Miguel de Unamuno y Jugo (1864–1936) was a Spanish writer and philosopher, well known around the world during his lifetime, who taught at the University of Salamanca. Unamuno was always a controversial figure—a socialist to start before then lapsing into nationalism—in part because he stood in opposition to the monarchy as well as the dictatorships of Miguel Primo de Rivera. As a result, Unamuno was fired from the University of Salamanca in 1920 and exiled from Spain until 1930. During the Spanish Civil War, Unamuno supported the republican government, which had allowed him to return to Spain—but then became a rebel sympathizer.
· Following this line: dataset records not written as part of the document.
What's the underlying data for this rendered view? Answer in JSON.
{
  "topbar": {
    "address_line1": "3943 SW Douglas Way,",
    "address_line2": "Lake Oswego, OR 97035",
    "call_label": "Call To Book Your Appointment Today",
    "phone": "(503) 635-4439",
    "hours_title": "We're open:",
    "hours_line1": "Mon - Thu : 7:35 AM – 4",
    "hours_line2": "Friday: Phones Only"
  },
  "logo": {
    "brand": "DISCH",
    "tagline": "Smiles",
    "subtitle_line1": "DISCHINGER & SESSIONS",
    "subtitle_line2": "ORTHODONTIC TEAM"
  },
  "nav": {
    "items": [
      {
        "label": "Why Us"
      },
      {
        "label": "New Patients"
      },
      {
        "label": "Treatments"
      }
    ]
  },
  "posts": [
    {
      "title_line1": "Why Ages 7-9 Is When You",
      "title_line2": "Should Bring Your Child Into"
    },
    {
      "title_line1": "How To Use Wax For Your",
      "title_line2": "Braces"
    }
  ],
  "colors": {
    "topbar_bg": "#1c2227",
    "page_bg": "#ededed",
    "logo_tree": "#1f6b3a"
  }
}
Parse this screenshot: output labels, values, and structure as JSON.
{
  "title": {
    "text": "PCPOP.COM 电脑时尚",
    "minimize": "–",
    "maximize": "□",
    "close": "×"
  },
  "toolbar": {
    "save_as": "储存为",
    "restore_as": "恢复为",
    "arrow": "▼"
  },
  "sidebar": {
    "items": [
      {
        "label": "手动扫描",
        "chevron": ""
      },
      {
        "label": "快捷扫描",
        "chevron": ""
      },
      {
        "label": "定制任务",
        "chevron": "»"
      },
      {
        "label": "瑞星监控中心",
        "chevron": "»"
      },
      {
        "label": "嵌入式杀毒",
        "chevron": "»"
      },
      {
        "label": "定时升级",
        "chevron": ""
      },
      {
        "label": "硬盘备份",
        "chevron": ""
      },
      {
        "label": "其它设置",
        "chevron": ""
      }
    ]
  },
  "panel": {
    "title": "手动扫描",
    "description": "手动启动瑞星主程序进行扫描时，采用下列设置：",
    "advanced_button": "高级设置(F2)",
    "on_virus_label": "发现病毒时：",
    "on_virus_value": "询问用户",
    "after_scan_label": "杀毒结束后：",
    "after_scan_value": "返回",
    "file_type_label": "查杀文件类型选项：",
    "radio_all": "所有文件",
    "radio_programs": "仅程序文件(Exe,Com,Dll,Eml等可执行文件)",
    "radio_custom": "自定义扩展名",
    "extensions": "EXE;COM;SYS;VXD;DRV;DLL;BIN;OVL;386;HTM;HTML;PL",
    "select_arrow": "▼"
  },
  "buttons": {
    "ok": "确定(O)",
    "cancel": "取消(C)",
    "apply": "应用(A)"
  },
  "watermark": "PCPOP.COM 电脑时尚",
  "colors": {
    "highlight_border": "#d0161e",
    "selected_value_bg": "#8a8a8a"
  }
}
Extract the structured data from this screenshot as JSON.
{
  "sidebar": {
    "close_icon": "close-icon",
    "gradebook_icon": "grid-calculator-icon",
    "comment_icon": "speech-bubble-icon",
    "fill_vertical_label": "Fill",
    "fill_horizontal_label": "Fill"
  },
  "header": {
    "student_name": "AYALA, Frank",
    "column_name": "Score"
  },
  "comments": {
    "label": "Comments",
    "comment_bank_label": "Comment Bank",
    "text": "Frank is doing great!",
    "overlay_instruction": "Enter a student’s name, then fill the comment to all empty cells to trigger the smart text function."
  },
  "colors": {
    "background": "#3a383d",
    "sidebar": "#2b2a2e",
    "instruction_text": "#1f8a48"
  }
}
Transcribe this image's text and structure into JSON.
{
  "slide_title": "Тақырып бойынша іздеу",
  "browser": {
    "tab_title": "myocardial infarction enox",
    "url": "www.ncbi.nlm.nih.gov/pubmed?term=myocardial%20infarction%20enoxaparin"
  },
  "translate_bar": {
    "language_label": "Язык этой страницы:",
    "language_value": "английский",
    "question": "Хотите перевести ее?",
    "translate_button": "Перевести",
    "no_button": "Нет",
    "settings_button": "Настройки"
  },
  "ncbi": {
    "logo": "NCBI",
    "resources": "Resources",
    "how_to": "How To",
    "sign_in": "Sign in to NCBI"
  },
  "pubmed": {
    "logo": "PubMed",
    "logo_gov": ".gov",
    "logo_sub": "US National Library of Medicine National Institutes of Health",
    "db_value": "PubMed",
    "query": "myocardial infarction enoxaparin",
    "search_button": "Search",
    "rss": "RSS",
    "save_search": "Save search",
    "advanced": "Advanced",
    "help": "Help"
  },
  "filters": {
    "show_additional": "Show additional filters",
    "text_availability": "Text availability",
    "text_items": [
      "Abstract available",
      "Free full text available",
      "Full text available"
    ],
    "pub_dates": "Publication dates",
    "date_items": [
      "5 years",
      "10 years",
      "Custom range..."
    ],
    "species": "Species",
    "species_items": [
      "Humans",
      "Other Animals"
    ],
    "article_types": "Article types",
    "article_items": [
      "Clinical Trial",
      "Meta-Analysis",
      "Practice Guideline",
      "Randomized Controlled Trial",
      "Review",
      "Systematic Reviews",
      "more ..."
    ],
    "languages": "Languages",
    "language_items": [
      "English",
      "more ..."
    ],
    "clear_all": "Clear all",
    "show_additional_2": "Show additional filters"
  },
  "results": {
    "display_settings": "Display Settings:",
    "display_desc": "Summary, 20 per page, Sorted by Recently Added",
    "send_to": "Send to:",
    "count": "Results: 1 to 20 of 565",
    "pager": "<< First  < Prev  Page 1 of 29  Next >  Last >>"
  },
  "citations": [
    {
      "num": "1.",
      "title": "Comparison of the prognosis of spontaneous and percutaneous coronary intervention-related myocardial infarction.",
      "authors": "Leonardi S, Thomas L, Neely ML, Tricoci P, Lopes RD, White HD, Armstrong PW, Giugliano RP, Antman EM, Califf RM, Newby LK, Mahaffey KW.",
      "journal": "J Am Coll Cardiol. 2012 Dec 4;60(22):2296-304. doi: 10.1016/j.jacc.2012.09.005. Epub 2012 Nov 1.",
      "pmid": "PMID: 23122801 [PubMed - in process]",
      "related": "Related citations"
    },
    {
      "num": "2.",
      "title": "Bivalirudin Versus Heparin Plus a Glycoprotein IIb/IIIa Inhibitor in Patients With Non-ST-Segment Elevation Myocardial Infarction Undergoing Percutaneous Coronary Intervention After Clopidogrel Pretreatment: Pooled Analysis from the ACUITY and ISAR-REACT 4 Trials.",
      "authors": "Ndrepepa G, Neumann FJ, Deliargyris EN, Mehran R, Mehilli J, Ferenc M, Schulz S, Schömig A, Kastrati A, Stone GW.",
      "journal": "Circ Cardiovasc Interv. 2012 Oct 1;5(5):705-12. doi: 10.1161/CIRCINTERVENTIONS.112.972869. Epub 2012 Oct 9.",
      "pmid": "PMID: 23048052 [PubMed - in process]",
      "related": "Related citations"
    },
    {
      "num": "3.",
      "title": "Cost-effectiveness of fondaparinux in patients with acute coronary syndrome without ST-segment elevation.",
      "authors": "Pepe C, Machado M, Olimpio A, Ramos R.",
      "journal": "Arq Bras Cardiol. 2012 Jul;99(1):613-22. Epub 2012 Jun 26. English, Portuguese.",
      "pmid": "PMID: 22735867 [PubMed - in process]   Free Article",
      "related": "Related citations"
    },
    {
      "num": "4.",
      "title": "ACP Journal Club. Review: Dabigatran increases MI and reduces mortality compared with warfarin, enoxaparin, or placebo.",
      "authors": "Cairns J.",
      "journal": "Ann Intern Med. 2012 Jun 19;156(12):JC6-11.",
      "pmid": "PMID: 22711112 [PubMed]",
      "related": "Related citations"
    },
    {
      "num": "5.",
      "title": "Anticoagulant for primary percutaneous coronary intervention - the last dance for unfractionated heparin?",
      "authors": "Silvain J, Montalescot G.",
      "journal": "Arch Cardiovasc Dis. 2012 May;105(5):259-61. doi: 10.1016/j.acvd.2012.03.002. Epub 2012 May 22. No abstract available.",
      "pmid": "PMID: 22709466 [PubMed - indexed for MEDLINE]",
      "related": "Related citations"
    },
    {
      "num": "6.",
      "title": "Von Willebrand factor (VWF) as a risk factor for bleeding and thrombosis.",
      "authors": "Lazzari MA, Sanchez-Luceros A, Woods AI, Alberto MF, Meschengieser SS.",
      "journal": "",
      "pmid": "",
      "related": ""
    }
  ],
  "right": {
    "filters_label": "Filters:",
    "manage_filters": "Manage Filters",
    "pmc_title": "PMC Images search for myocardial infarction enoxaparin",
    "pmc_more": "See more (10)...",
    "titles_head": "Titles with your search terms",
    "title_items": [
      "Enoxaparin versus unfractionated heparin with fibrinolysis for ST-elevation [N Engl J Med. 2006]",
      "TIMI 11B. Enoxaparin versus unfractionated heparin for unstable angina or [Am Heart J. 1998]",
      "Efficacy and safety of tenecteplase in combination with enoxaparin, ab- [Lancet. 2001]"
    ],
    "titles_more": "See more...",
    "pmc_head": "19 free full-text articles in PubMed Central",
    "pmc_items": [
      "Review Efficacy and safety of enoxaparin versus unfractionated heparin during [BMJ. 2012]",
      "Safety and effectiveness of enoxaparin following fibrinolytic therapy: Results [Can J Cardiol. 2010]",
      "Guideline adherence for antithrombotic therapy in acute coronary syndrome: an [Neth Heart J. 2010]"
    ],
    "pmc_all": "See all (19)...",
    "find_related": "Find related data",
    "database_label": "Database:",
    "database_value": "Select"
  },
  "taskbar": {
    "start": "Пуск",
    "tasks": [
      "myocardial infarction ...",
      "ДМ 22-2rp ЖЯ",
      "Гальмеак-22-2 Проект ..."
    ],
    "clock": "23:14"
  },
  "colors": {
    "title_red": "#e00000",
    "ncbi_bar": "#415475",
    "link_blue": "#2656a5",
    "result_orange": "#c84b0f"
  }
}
Much of Unamuno’s writing is influenced by his own personal philosophy, which changed significantly multiple times in his life in response to different religious and political crises—his beliefs captured in such treatises as “The Tragic Sense of Life in Men and Nations” (1913) and essays like “Our Lord Don Quixote” (1905) and “The Agony of Christianity” (1925).
Much of his fiction has allegorical dimensions in relation to morality and Christian thought, such as Abel Sánchez (1917), which uses the story of Cain and Abel for a then-modern exploration of envy. His story “Mechanopolis” (1913) is actually a rarity for him, in that he wrote very little science fiction.
In a prior translation, this story was previously reprinted in Cosmos Latinos: An Anthology of Science Fiction from Latin America and Spain, whose editors included the work because “it illustrates (from the vantage of 1913) the loss of faith in science and the fear of technology characteristic of much science fiction in the twentieth century.” The story serves as an excellent early example of Spanish-language science fiction in the twentieth century.